None of that disproves your thesis, which is probably correct. Female candidates assuredly are at a disadvantage when it comes to fundraising, and there may well be factors affecting male to female giving ratios other than net income. This blog post, though, is well below Broadsheet's standards.
Chris Dodd?
Really?
We Democrats are crazy, but are we really crazy enough to nominate another New England Senator without any significant national following or constituency? Only this time, a Senator without wartime heroism?
Nominating Chris Dodd seems like a mistake of historic proportions. Even as a Vice-Presidential nominee, other candidates are vastly more appealing. Bayh, Clark, and probably Biden or Richardson seem like better choices if you're looking for foreign policy experience, which is the only reason I can think of to choose Dodd and all of them seem like better geographical choices than a Connecticutter.
To which I respond:
"Why do you love The Man?"
Does Verizon seriously expect us to believe that they're opposed to open-wireless because it will cost Verizon less money to buy the bandwidth? I mean, I'm pretty dumb, but I'm not that dumb.

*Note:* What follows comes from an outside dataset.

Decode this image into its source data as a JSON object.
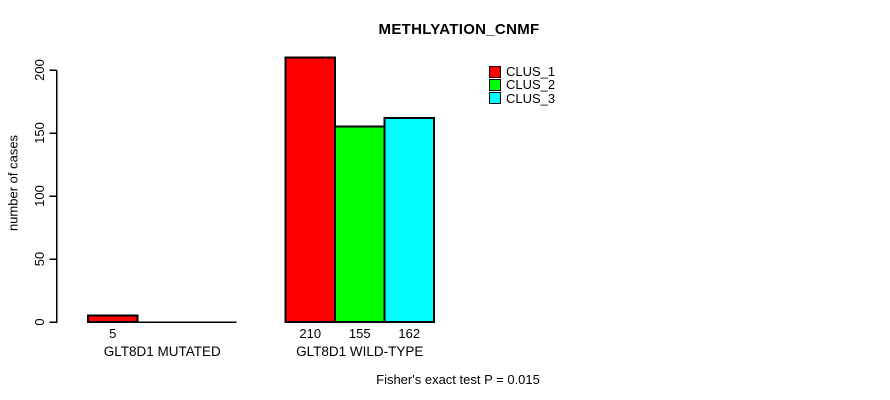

Even militant-leftist pacifist Bush-haters Seaberry and Shooter242 recognize that we're winning in Iraq. Why do the rest of you liberals hate America? Is it apple pie? Do you guys hate apple pie?
(Hey, MSM, am I doing this right?)
You get one establishment candidate and one non-establishment candidate. Hillary is clearly the establishment candidate, with early endorsements and with an early lead in fundraising. Hillary Clinton has done a great job of preparing to run for President.
So that means Edwards has to be the anti-establishment candidate, and for a moment he was. Unfortunately for Edwards, though, Barack Obama is a better candidate than John Edwards in just about every way. Obama has more experience, more charasma, a better pre-politics job, and a better record on the most important issue to many Democratic primary voters: the war in Iraq. Geographically, the two candidates are a wash -- we can't win Edwards' state, but we'll almost certainly win Obama's state. Edwards might help in nearby Virginia and Tennessee, but Obama might help in nearby Wisconsin and Minnesota.
I think Edwards might be a better candidate than Clinton would be (Clinton is a fantastic politician, but I think she's better at coalition building, deal making, arm twisting, and vote counting than she as at electoral politic. She'd make a great LBJ), but if you're settled on an Edwards-ish candidate I think you should choose the best Edwards-ish candidate, and I think that's Barach Obama.
South Americans strongly object to calling the United States "America," on the grounds that the pair of continents constitutes "America," and the United States constitutes only a fraction of that landmass.
Was Ms. Upton being culturally sensitive with her choice of phrase, or just totally insane? Do South Americans call people from the United States, "U.S. Americans?"